À l'âge de 86 ans, Jack Lang quitte ainsi un poste qu'il occupait depuis quatre mandats, touché par des allégations de proximité avec Epstein, qui a déjà été condamné pour des infractions graves. Selon des sources proches du dossier, ce départ était inévitable au vu des pressions exercées tant à l'échelle politique qu'aux plus hautes instances de l'État.
La décision de Lang met fin à une semaine tumultueuse, marquée par la révélation de nombreux documents concernant potentiellement de précédents actes de l'homme d'affaires.
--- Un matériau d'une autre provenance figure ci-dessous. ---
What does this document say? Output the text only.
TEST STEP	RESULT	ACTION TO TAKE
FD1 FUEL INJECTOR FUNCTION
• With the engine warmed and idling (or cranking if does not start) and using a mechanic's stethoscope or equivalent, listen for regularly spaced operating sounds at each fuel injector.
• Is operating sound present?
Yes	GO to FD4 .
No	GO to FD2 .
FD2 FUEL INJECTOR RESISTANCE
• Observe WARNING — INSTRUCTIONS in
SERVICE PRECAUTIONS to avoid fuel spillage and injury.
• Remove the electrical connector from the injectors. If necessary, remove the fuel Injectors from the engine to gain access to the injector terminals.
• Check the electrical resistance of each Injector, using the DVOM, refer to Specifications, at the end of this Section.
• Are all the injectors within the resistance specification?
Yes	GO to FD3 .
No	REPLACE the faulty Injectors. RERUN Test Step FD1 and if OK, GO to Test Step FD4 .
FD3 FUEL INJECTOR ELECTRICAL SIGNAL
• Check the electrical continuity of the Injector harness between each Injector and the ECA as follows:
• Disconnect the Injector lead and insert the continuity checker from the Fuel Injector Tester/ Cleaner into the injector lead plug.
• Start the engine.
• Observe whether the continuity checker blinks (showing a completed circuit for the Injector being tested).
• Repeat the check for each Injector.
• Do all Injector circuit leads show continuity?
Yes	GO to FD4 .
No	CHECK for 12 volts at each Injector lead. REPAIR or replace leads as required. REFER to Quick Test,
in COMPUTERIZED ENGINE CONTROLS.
Malgré cela, Lang avait refusé de démissionner jusqu'à récemment, affirmant au début de la semaine qu'il n'envisageait pas de quitter son poste.
Les implications de cette affaire sont considérées comme d'une extrême gravité par de nombreux acteurs du Gouvernement. Barrot a indiqué qu’il se réservait toutes les options quant à l'engagement de Lang, renforçant la pression sur lui.
Pour sa défense, Lang a continué de proclamer son innocence. Dans une déclaration, il a affirmé que "les accusations sont inexactes et que la vérité apparaitra". Cela fait suite à l'enquête préliminaire ouverte par le parquet national financier (PNF) sur des allégations de blanchiment de fraude fiscale aggravée, en réponse à des révélations du site Mediapart.
Mediapart a mis en lumière des liens financiers complexes entre Lang et Epstein, relançant les interrogations sur l'ancien ministre. D'après son avocat, Lang est à la fois "triste" de quitter une institution qu’il estime, mais également déterminé à défendre son intégrité.
Cette affaire a également des répercussions sur sa fille, Caroline Lang, qui a également démissionné de ses fonctions au sein d'un syndicat de producteurs de cinéma en raison de ses propres liens avec Epstein.
Jordan Bardella, président du Rassemblement national, a exprimé son indignation face à "la complaisance des autorités politiques" envers Lang, soulignant la nécessité d'une plus grande rigueur dans l'examen des relations professionnelles et personnelles des figures publiques.
Lang, qui a regretté avoir soutenu une pétition controversée sur les relations entre adultes et enfants en 1977, continue d’être la cible de critiques, renforçant l'idée que son départ de l'IMA marque non seulement la fin d'un mandat, mais également un tournant crucial dans la perception publique des personnalités politiques.